Genomic analysis indicated that Adeo belongs to Autographivirales, family Autotranscriptaviridae, subfamily Studiervirinae, genus Przondovirus, and shows a T7-like genomic layout: the early region contains the single-subunit RNA polymerase, the replication, packaging, and morphogenesis modules follow the canonical order for T7-like podoviruses. Intergenomic similarity and proteome phylogeny place Adeo within Przondovirus and support the status of a new species. MCP and TLS trees recover near-identical neighborhood for Adeo and resolve a compact Klebsiella Przondovirus cluster. Congruent placements of these two hallmark virion proteins indicate their vertical inheritance, which is consistent with a lower gene-content flux expected for strictly lytic lineages [70,71] and explains the high bootstrap support around the Adeo node in both trees. Comparisons with non-Studiervirinae podoviruses refine these conclusions: while Klebsiella Przondovirus phages form a coherent group across structural markers, Pasteurella phage vB_PmuP_PS07 falls outside this group in the terminase tree and supports the boundary of the Adeo clade. Distant cyanophages and pelagiphages form long-branched outgroups and do not affect Adeo placement. The observation that a T7-like early organization also appears in distant Autographivirales such as HTVC019P suggests that the common ancestor of Autographivirales already possessed a similar early transcription–replication architecture. Taken together, the single-gene analyses of signature markers robustly support the assignment of Adeo to the genus Przondovirus and clarify details of early evolution of Autographivirales.

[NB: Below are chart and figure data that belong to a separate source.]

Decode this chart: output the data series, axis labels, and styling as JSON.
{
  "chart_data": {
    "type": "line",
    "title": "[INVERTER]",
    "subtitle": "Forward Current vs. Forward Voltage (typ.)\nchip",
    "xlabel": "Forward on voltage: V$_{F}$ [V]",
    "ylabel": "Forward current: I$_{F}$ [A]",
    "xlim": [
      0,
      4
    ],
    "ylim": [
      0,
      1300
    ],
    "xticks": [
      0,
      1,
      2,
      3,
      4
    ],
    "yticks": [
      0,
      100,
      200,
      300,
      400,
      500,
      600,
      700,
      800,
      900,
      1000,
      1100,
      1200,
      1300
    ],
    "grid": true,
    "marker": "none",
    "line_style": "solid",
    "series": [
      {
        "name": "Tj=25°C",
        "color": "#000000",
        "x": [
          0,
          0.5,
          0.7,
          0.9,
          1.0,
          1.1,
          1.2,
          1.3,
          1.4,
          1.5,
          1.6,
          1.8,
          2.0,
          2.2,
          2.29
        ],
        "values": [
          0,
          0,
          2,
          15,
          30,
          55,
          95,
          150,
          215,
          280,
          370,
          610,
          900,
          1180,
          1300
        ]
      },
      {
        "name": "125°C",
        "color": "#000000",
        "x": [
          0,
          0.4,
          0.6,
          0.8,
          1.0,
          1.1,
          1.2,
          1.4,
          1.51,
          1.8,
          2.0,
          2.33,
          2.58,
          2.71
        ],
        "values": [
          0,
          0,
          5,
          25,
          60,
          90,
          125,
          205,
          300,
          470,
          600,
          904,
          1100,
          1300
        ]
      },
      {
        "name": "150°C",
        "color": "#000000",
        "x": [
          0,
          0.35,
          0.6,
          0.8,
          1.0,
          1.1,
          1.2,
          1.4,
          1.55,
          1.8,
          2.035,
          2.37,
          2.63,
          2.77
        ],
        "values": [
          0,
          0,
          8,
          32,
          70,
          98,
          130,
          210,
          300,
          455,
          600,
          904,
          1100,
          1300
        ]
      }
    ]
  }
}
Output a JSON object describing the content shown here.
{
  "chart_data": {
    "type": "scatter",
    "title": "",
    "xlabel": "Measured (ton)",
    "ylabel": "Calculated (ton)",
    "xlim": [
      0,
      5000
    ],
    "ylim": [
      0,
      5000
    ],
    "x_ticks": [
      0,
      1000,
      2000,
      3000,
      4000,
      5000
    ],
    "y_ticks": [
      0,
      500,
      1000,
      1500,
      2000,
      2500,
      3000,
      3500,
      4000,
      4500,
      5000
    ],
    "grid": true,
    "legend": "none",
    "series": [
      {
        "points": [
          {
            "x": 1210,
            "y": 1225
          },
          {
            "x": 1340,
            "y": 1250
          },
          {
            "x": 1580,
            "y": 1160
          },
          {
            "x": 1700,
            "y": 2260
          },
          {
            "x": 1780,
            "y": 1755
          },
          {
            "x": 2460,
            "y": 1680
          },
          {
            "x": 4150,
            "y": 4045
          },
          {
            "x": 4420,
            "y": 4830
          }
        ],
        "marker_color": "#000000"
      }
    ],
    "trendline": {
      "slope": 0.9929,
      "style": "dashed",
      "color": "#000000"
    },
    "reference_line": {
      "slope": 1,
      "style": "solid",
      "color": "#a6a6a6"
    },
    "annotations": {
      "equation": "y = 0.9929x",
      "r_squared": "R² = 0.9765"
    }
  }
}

Tailspike analysis revealed a clear division of evolutionary histories within a single protein. The N-terminus of the TSP Adeo_48 matches the T7 tail assembly adapter with near-identity of fold. The N-terminal tree clusters Adeo with Klebsiella Przondovirus phages and almost mirrors this part of the MCP and TLS topologies. This pattern indicates vertical inheritance of the adapter module within Przondovirus. The module likely mediates trimerization and docking to the phage particle and does not constrain receptor specificity [74,75,76]. The C-terminus shows a different signal. It aligns with the β-helix depolymerase domain of Klebsiella phage Kp7 and groups in a mixed Klebsiella depolymerase clade that spans several taxa. Such clustering reflects the exchange of polysaccharide-depolymerase domains among Klebsiella phages targeting the same or related capsules [73,76]. These observations explain the joint behavior of Adeo in single-gene phylogenies: markers tied to virion architecture, such as MCP, TLS, and the N-terminus of the tailspike, track the taxonomic backbone of Przondovirus, whereas the C-terminus of the tailspike follows capsule structure rather than phage taxonomy. Domain-wise incongruence indicates modular evolution with frequent lateral replacement of receptor-binding and catalytic regions [77,78].